KKR units close $1 billion five-year senior multicurrency revolver

By Sarah Lizee

Olympia, Wash., Dec. 7 – KKR & Co. Inc.’s Kohlberg Kravis Roberts & Co. LP unit entered into an amended and restated credit agreement on Friday with HSBC Bank USA, NA as administrative agent that provides for a $1 billion senior unsecured multicurrency revolving credit facility, according to an 8-K filing with the Securities and Exchange Commission.

KKR Fund Holdings LP, KKR Management Holdings LP and KKR International Holdings LP are also borrowers under the credit agreement.

The borrowers have the option to request an increase in the facility amount of up to an additional $500 million, for a total principal amount of $1.5 billion, subject to some conditions.

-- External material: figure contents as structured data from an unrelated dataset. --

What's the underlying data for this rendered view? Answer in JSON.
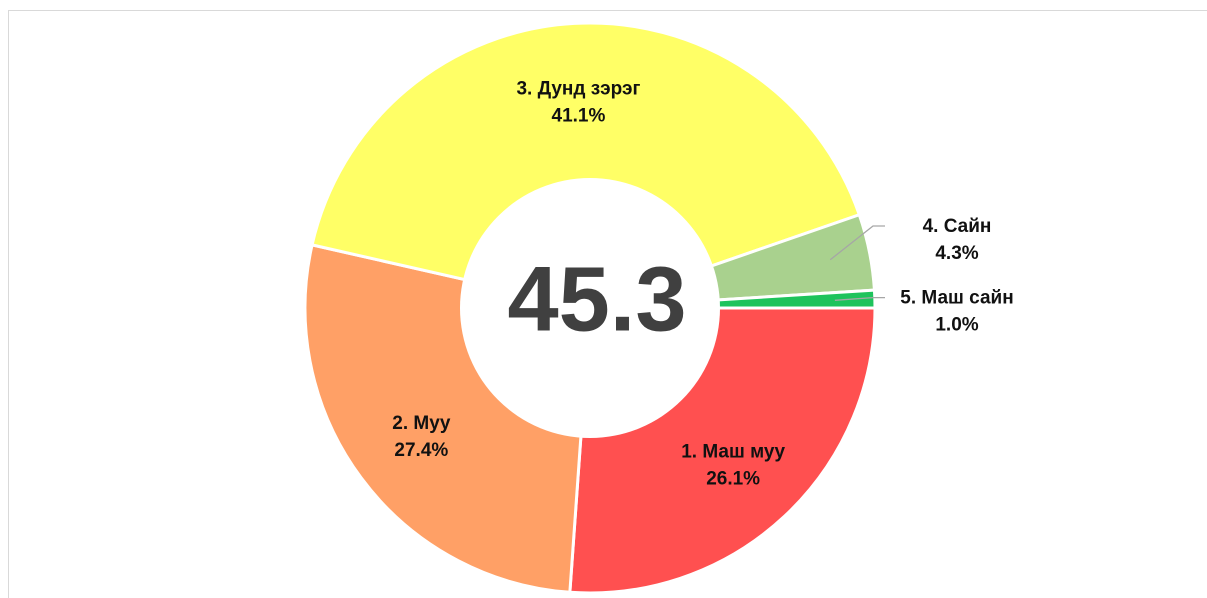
{
  "chart_data": {
    "type": "donut",
    "center_text": "45.3",
    "categories": [
      "1. Маш муу",
      "2. Муу",
      "3. Дунд зэрэг",
      "4. Сайн",
      "5. Маш сайн"
    ],
    "values": [
      26.1,
      27.4,
      41.1,
      4.3,
      1.0
    ],
    "value_labels": [
      "26.1%",
      "27.4%",
      "41.1%",
      "4.3%",
      "1.0%"
    ],
    "colors": [
      "#ff5050",
      "#ffa066",
      "#ffff66",
      "#a9d18e",
      "#1ec35c"
    ]
  }
}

The revolver is scheduled to mature on Dec. 7, 2023. There is an option to extend the maturity date, subject to some conditions.

Borrowings bear interest at Libor plus 56.5 basis points to 110 bps, based on ratings. Initially, interest is Libor plus 79.5 bps.

The facility fee is 6 bps to 15 bps, also depending on ratings. Initially, the fee is 8 bps.

Financial covenants require KKR and its subsidiaries to maintain a maximum consolidated leverage ratio of no greater than 4x and to maintain at least $55 billion in fee paying assets under management.

HSBC Securities (USA) Inc. is the lead arranger and bookrunner.

KKR is an investment management company based in New York.